Réconcilier pratique et théorie?

Car pour lui, ce genre d'étude est plus difficile d'accès quand on a suivi un cursus français. «Le master2 que je suis actuellement est ouvert à des étudiants de médecine qui se destinent à la recherche, entre autres. Il y a des enseignements très carrés, notamment au niveau de la méthodologie.» Des enseignements pour lesquels il estime que sa formation belge a été un plus. Pour le jeune homme, l'enseignement français est très bon, «mais on forme des élèves à devenir professionnels dès la sortie de l'école». Et pas des chercheurs. Pour combler ce fossé entre pratique clinique et recherche théorique, Antoine Renard comme Marie-Pierre Thibault ne voient que la mastérisation.

«Ce diplôme en impasse bloque certains, soit dans leur évolution de carrière personnelle, soit pour effectuer des recherches fondamentales ou appliquées, qui apporteraient des éléments concrets à l'ensemble de la profession, estime la linguiste. Car nombre d'avancées sont proposées par des chercheurs appartenant à des disciplines telles que sciences de l'éducation, psychologie, médecine...» Mais qui n'ont pas d'expérience de la pratique clinique de l'orthophonie.

Pour rendre ses lettres de noblesse à la discipline, enseignants comme élèves orthophonistes espèrent beaucoup de l'arbitrage du Premier ministre.
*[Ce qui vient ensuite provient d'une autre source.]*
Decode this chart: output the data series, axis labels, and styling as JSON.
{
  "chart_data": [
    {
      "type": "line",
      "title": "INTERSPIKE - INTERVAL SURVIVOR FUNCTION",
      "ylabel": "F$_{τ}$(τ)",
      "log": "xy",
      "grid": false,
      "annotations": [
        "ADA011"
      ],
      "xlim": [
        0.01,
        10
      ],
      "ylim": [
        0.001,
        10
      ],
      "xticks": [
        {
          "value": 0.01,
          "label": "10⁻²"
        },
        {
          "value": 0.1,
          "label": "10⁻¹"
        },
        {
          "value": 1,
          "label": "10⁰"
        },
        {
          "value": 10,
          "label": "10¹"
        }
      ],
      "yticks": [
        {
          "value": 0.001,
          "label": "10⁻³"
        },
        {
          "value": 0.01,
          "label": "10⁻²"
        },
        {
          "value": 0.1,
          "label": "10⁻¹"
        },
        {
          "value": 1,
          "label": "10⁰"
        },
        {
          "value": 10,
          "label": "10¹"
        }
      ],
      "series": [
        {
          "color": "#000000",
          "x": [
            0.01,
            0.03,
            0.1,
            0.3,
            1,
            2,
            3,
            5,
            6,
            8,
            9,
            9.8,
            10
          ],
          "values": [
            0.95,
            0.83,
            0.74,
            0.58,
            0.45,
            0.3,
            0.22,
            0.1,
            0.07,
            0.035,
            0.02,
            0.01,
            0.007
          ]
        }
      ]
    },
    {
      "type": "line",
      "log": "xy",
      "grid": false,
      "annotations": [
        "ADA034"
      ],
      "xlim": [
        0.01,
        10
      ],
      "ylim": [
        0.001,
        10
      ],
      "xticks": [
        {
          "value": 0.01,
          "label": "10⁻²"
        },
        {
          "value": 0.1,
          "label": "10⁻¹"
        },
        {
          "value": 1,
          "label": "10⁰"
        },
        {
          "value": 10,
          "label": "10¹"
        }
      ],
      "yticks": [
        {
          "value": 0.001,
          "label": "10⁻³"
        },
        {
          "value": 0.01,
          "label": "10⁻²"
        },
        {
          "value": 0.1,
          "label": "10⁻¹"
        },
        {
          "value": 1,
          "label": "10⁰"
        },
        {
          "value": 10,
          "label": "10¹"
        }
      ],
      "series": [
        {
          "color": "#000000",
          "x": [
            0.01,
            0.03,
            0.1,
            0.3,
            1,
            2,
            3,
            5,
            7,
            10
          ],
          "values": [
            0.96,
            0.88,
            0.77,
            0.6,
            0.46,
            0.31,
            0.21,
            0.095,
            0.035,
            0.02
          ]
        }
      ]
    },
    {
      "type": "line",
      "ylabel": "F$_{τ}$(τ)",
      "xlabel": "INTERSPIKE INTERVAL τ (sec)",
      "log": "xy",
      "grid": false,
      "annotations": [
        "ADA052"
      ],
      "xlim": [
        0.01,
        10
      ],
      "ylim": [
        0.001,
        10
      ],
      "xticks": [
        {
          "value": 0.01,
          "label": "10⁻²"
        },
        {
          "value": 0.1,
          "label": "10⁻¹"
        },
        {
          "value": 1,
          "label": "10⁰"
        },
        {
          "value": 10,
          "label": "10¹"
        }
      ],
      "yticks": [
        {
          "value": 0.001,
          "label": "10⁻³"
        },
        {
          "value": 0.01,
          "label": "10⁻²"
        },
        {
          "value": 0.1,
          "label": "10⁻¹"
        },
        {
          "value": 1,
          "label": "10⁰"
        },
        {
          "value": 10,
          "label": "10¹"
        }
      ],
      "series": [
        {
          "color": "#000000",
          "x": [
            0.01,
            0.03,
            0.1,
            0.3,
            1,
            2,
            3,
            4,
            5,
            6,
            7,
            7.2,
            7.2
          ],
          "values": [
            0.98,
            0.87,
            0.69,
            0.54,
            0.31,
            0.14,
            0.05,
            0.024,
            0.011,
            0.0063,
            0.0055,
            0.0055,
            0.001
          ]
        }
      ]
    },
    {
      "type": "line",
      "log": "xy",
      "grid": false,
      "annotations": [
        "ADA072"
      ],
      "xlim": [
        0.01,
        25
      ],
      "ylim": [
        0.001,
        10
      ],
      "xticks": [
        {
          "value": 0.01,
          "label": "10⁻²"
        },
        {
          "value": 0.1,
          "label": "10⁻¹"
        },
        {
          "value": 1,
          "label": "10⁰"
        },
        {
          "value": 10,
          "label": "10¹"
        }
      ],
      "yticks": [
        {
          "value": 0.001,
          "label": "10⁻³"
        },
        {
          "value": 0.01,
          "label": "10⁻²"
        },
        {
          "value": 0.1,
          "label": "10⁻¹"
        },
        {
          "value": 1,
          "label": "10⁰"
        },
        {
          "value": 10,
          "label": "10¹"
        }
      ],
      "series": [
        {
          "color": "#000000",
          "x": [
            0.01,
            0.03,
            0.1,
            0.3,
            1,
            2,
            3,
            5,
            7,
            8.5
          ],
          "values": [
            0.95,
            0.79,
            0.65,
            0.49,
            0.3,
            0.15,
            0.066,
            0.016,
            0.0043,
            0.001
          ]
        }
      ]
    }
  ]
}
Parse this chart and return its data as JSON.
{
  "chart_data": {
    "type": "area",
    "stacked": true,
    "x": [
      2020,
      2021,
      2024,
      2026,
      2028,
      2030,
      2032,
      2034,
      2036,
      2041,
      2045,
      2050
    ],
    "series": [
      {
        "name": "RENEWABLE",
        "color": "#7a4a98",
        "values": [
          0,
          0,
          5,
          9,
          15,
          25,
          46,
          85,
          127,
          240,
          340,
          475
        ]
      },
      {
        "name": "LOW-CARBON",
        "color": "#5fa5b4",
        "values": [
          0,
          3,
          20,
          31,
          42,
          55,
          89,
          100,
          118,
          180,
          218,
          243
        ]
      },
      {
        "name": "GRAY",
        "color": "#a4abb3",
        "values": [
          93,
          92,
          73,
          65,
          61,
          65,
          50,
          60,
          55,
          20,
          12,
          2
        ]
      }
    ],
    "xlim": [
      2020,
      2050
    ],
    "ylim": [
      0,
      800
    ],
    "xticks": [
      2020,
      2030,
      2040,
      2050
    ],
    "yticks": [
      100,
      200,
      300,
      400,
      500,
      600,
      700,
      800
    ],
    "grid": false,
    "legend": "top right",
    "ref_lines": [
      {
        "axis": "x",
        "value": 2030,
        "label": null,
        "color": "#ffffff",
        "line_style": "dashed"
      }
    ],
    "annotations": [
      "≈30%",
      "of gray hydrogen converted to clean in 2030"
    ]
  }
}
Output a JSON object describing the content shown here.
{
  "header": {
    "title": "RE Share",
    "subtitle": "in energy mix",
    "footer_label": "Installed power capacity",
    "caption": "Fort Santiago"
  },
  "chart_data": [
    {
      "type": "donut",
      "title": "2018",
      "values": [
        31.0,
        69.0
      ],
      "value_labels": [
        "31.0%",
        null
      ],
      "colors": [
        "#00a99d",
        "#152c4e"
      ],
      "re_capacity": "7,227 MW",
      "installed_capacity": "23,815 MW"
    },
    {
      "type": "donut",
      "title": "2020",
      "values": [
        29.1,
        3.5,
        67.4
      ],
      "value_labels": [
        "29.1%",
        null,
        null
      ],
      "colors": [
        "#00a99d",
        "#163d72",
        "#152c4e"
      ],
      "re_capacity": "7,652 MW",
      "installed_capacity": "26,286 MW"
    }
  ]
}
Qui se fait toujours attendre.

Dans l'œil du Télescope

J'ai recueilli les propos des deux orthophonistes chercheurs sur les conseils de Mme Anne-Christine Dupont, directrice pédagogique au département d'orthophonie de la faculté de médecine.

Marie-Pierre Thibault et Antoine Renard sont intervenants dans les cours des élèves orthophonistes amiénois, même s'ils poursuivent des activités de recherche dans d'autres universités de France.

Ils ont été contactés samedi 19 janvier par téléphone.